Une impression mitigée
Or là n'était pas l'ordre du jour de la réunion de lundi. Tenant pour acquis l'accord passé le 24 janvier dernier entre MG-France et l'assurance-maladie, les pouvoirs publics sont passés à autre chose : l'astreinte de garde et les aides à l'installation, en l'occurrence. Sur ces deux questions, le président de MG-France, le Dr Pierre Costes, attendait Elisabeth Guigou et Bernard Kouchner au tournant. Il est ressorti de la DHOS avec une impression mitigée, surtout à propos des astreintes, dans la mesure où les aides à l'installation promises fonctionneront avec un effet rétroactif au 1er février. Pour les astreintes, « ce n'est pas gagné, commente Pierre Costes, et pourtant, tout retard à la rémunération des médecins ne ferait que rendre plus douloureuse la mission de service publique que ceux-ci assurent réellement depuis des années ».
Si au ministère, le Dr Costes est un peu resté sur sa faim, ce n'est pas seulement parce que les discussions n'ont pas été closes à la fin de cette première réunion technique - les débats doivent se poursuivre sur les mêmes dossiers mercredi prochain 20 février. Elisabeth Guigou a eu beau, selon MG-France, faire preuve d'un « fort volontarisme » et « s'engager avec détermination à ce que le forfait d'astreinte de garde puisse se faire au début du mois de mars », Pierre Costes a besoin de signes évidents et rapides pour convaincre ses troupes du bien-fondé de son action.
Sur le terrain, la grève des gardes continue
Que la ministre insiste dans les colonnes du « Généraliste » sur le fait qu'elle traite « très vite » et « selon un calendrier extrêmement précis » le dossier des médecins ne suffit pas. Que Bernard Kouchner, évoquant la vie quotidienne des médecins, déclare que « la crise est profonde » et que la « désamorcer » prendra « des semaines et peut-être des mois » va sans doute dans le sens inverse de ce que souhaite MG-France. Que l'Ordre ait déposé un recours partiel en référé contre le protocole d'accord du 24 janvier, dont il considère qu'il le « dépossède de sa mission relative à l'organisation des gardes d'urgence », n'arrange rien.
Car, sur le terrain, les libéraux s'impatientent. Le week-end dernier, la grève des gardes n'a pas faibli. « Elle continue à perturber gravement le fonctionnement des centres 15. Le mouvement est extrêmement suivi », souligne le Dr Michel Chassang, président de l'UNOF (Union nationale des omnipraticiens français). Les coordinations ne désarment pas non plus. En Charente-Maritime, une miniguerre s'est ouverte par presse locale interposée entre les médecins appliquant de manière sauvage le C à 20 euros et la caisse primaire d'assurance-maladie. Les mouvements de grève prévus pour la fin de la semaine sont plus que jamais d'actualité : surfacturation des actes de 1,5 euro jeudi par les coordinations au profit des Restos du Cur, nouvelle « Journée sans toubib » vendredi à l'appel de l'UNOF et du SML, à laquelle les médecins de centres de santé ont annoncé qu'ils allaient se joindre.

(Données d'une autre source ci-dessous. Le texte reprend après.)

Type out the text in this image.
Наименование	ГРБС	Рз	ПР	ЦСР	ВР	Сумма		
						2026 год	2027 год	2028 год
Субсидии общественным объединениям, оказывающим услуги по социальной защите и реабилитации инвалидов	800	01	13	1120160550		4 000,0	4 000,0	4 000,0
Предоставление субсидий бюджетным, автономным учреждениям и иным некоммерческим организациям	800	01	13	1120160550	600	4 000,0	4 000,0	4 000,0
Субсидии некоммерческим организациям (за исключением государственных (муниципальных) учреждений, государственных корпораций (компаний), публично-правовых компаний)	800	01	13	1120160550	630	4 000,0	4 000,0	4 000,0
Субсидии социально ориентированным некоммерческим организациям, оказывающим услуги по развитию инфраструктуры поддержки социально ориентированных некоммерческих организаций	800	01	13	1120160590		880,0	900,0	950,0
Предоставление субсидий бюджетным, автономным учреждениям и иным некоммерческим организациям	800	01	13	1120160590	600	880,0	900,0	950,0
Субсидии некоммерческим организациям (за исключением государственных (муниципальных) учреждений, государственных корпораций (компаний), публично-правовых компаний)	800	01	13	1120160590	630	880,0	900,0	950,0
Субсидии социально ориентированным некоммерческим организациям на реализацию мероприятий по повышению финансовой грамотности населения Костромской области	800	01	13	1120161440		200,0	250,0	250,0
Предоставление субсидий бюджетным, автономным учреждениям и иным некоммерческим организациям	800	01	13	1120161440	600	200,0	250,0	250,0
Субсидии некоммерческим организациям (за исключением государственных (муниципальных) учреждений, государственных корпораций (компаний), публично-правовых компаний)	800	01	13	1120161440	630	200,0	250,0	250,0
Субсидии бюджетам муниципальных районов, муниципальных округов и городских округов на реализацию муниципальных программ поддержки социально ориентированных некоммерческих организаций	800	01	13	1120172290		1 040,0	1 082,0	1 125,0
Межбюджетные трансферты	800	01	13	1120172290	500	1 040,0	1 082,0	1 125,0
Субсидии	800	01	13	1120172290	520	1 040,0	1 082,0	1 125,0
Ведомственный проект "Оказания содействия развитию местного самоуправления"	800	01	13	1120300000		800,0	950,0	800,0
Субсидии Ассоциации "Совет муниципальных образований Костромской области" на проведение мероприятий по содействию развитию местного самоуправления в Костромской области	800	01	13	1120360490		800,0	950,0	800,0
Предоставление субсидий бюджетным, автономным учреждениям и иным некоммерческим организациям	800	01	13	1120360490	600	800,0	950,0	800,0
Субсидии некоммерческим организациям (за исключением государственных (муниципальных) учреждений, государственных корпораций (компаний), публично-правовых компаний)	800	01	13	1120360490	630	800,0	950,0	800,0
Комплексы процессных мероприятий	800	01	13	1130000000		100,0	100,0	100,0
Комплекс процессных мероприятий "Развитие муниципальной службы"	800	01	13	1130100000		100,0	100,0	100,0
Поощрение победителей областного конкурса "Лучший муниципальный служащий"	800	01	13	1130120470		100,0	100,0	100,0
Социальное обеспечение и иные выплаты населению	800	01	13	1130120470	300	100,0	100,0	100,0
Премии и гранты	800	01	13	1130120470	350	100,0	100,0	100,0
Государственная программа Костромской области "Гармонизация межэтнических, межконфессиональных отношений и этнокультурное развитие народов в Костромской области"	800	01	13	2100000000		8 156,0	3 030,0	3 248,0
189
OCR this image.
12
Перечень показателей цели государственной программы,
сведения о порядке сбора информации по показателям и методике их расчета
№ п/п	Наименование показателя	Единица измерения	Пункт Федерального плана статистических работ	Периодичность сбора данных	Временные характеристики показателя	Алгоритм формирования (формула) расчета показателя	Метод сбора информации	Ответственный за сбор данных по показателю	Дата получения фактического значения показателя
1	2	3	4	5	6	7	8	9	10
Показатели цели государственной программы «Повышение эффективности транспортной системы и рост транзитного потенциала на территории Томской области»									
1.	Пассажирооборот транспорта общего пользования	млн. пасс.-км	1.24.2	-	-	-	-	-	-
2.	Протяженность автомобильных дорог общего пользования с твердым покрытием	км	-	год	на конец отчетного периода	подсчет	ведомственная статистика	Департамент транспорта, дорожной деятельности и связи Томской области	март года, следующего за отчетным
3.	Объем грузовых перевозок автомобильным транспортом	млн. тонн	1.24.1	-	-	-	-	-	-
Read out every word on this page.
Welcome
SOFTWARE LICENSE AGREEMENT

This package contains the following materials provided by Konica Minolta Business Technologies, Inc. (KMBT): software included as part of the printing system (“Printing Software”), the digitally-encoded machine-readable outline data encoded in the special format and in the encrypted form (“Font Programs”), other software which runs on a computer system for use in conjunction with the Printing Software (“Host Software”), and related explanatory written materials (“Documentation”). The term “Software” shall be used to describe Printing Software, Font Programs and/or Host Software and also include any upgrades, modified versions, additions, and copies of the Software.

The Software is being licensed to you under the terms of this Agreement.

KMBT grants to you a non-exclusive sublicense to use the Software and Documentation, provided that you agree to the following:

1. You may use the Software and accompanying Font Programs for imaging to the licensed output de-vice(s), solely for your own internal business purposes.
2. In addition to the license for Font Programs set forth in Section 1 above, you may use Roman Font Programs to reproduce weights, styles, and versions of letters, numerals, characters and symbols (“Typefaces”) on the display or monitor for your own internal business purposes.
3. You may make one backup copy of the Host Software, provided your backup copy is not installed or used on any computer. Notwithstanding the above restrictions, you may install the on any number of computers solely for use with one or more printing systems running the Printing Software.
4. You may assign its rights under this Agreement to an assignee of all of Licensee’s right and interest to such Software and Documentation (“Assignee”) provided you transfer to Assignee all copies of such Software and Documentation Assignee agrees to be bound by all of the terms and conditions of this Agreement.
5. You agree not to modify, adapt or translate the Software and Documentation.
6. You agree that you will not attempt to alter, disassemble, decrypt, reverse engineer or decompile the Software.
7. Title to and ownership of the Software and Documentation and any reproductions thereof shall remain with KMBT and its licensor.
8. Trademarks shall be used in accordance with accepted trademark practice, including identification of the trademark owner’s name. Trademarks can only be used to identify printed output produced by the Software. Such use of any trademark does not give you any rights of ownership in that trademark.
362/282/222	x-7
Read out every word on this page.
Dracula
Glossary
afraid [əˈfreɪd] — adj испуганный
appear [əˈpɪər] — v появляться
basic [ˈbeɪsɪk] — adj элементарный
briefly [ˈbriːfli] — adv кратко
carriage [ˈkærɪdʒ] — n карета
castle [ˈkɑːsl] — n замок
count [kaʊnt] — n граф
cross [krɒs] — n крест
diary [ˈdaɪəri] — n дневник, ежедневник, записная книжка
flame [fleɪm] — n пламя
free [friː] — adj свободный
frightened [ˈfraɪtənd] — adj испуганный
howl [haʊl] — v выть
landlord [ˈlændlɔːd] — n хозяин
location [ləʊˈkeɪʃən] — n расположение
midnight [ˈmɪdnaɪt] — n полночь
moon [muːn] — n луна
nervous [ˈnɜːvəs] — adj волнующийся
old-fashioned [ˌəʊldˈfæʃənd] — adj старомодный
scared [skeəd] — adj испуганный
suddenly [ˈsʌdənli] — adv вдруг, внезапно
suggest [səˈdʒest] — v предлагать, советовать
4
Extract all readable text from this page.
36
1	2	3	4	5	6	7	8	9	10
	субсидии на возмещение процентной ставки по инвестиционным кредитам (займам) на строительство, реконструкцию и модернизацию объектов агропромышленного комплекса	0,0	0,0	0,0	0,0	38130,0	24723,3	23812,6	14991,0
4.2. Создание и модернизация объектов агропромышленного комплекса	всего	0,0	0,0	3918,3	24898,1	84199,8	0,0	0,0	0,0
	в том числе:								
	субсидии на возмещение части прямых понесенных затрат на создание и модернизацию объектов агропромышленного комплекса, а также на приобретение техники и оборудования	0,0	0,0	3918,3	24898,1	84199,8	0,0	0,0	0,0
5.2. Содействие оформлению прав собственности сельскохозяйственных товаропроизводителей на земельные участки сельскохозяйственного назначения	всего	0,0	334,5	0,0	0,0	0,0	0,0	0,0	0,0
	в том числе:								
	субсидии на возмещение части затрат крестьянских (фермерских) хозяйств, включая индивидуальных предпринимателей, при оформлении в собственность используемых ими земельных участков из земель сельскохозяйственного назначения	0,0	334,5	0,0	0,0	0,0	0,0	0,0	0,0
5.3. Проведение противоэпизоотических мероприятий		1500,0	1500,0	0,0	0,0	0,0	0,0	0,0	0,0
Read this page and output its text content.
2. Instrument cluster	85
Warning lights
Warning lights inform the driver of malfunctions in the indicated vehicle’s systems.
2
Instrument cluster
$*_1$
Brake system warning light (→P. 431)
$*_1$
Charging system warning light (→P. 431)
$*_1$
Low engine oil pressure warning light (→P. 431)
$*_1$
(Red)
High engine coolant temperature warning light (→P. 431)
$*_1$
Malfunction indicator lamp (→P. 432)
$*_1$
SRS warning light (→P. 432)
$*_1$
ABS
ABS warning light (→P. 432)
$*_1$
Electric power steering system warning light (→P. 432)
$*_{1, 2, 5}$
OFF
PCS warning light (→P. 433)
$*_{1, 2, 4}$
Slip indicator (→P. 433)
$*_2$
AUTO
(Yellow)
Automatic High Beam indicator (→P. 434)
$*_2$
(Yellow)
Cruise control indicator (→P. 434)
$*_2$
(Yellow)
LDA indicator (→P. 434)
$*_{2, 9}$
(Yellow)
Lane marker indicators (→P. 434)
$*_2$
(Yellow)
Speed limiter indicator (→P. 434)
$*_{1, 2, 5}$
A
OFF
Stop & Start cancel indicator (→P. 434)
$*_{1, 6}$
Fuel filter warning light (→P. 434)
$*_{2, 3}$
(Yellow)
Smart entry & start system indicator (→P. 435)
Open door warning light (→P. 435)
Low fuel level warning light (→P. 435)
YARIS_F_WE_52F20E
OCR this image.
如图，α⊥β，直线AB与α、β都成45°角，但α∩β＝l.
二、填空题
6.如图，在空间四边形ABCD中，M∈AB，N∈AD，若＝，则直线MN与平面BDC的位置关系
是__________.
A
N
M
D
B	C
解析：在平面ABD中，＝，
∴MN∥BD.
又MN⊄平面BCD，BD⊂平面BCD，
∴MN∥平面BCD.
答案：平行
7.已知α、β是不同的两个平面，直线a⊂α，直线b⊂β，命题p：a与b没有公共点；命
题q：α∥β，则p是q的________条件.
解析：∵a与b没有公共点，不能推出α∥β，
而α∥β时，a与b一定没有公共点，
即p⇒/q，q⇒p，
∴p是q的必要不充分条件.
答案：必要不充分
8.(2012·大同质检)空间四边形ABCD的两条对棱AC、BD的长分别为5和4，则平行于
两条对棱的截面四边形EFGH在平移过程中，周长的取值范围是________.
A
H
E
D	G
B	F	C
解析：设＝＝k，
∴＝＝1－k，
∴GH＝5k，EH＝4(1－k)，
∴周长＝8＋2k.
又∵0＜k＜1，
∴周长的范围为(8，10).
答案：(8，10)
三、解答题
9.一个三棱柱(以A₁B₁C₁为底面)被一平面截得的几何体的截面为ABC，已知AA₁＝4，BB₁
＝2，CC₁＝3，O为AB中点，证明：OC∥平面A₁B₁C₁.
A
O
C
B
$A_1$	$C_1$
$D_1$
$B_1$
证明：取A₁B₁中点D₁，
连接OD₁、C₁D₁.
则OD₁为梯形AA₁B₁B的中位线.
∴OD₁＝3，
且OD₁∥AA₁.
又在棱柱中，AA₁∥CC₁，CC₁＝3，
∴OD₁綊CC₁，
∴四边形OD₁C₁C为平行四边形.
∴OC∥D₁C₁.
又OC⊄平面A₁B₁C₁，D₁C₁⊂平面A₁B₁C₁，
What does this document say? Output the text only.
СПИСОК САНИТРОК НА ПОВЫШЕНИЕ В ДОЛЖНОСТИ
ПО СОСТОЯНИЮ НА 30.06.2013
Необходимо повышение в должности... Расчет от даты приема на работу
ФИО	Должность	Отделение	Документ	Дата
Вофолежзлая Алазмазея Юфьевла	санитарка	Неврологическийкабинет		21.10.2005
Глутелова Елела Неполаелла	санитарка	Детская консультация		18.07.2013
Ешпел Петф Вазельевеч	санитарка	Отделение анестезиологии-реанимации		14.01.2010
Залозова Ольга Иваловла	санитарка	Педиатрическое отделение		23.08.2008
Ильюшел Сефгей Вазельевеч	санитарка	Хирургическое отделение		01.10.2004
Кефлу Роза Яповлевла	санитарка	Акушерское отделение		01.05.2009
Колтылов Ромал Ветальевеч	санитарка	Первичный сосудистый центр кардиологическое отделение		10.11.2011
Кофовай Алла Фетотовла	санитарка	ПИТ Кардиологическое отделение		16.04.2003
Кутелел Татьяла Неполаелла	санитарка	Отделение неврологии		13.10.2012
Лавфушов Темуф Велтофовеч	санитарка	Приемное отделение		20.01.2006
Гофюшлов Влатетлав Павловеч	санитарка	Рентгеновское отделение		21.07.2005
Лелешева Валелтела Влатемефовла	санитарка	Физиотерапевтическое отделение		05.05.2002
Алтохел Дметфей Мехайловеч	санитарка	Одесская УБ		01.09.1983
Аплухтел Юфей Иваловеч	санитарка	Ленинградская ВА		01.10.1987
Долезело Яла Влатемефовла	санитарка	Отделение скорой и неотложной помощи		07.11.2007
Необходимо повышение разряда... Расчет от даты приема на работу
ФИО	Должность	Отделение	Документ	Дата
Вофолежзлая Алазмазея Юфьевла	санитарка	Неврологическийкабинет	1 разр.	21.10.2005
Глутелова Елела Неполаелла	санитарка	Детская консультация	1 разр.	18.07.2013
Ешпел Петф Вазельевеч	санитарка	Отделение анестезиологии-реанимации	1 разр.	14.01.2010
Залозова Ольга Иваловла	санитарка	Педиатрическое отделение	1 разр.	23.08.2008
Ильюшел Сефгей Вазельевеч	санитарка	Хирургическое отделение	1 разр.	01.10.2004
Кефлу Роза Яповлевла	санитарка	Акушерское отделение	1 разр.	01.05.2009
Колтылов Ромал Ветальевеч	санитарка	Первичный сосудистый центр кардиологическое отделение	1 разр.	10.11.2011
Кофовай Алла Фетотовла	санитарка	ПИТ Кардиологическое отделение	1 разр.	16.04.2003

Lundi - c'était une première -, les coordinations étaient représentées au ministère (voir ci-contre). Le Dr Costes, avec lequel beaucoup partagent l'idée de défendre les conventions séparées, leur avait fait une place dans sa délégation. Le geste, quand on se souvient que c'est très souvent en réaction contre l'accord signé par Pierre Costes avec l'assurance-maladie que les conventions se sont constituées, est paradoxal. Il pourrait cependant se répéter. MG-France tend en effet la main aux « coordonnés » en leur disant qu'il reste des choses à négocier dans le cadre de la rénovation conventionnelle, le syndicat se disant « tout à fait prêt à élargir ses délégations » dans ce cadre.